Комедия была разыграна с участием щербатого Гиза. Этому Голиафу и герою парижан целое утро морочили голову, но с какой целью? Генрих, чуть свет, бросился на кровать, где спал герцог, и стал хвастать тем, что наконец-то сделается верховным наместником всего королевства: мадам Екатерина ему твёрдо обещала! И как смеялись все присутствовавшие в комнате герцога, когда Гиз начал подниматься! Шутник никак не хотел отстать от великого человека, пока тот не предложил: — Пойдём на ярмарку, там ломаются скоморохи, посмотрим, кто может поспорить с тобой! — И оба пошли, причём один из двух был в сапогах для верховой езды и при шпорах и уговаривал другого поехать вместе с ним на охоту, льстил ему, поглаживал его, не выпускал из своих объятий целых восемь минут — и это при всем честном народе. Но у герцога были сегодня дела по части Лиги, на охоту он ехать не мог, и Генрих успокоился. Наконец, он уехал один.
Охота на оленя — редкостное удовольствие, об ней нельзя не возвестить во всеуслышание. Но Санлисский лес далеко, придётся там переночевать, прежде чем мы начнём гнать зверя, и вернёмся мы только завтра, поздно вечером. Пусть никто не тревожится о короле Наваррском! Господин де Фервак говорит: — Я же знаю его, он рад, как мальчишка, что придётся ночевать в хижине угольщика. А я останусь здесь и займусь его птицами. — На самом деле, Фервак был оставлен нарочно: пусть наблюдает, что произойдёт, когда побег станет очевидным! И пусть отправит гонцов и сообщит, по какой дороге помчались преследователи. Фервак точно выполнил обещанное и первого всадника послал тут же, как только в замке Лувр начали тревожиться. Король Франции высказал несколько мрачных предположений, мать успокаивала его. Она и её королёк не подведут друг друга! А маленькое опоздание она ему охотно простит. Каким влюблённым в эту де Сов он казался ещё вчера вечером — да и не в одну Сов! Нет, слишком многое удерживает его у нас!

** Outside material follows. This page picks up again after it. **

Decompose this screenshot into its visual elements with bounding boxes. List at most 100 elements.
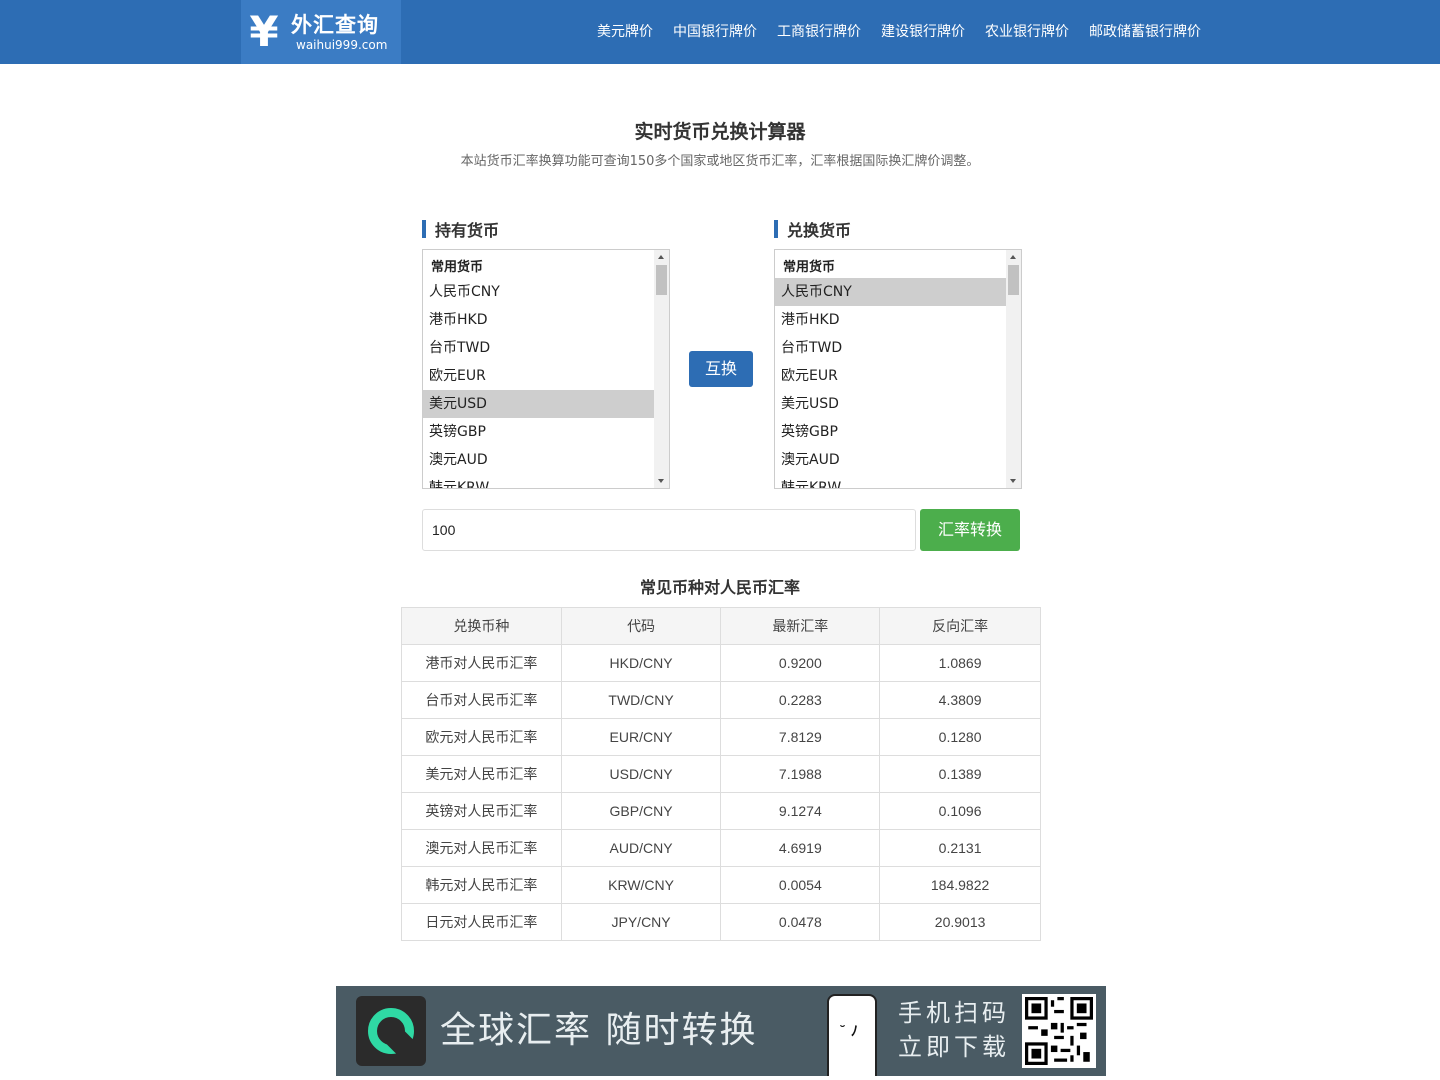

Однако к концу второго дня — была как раз суббота — даже мадам Екатерина не выдержала. Она приказала позвать дочь, и, в присутствии её царственного брата, Марго пришлось дать ответ — где её супруг. Она принялась уверять, что не знает, но ей стало не по себе. Все это начинало сильно напоминать семейный суд, который над ней вершили не раз во времена её брата Карла. Как же она может не знать, ответили ей весьма резко; ведь ночь перед своим исчезновением супруг провёл у неё! Верно, но она ничего особенного не заметила. Неужели? И не было никаких секретных разговоров; и никаких секретных поручений ей не дано? Даже тишайшим шёпотом ей ни в чем не признались на супружеском ложе? И так как в тусклых глазах матери уже начиналось таинственное и зловещее поблёскивание, бедняжка простёрла свои прекрасные руки и воскликнула с отчаянием: Нет! — что не было ложью только в буквальном смысле этого слова. Ибо Марго не нуждалась в откровенностях своего дорогого повелителя; она и без того почувствовала: его время пришло.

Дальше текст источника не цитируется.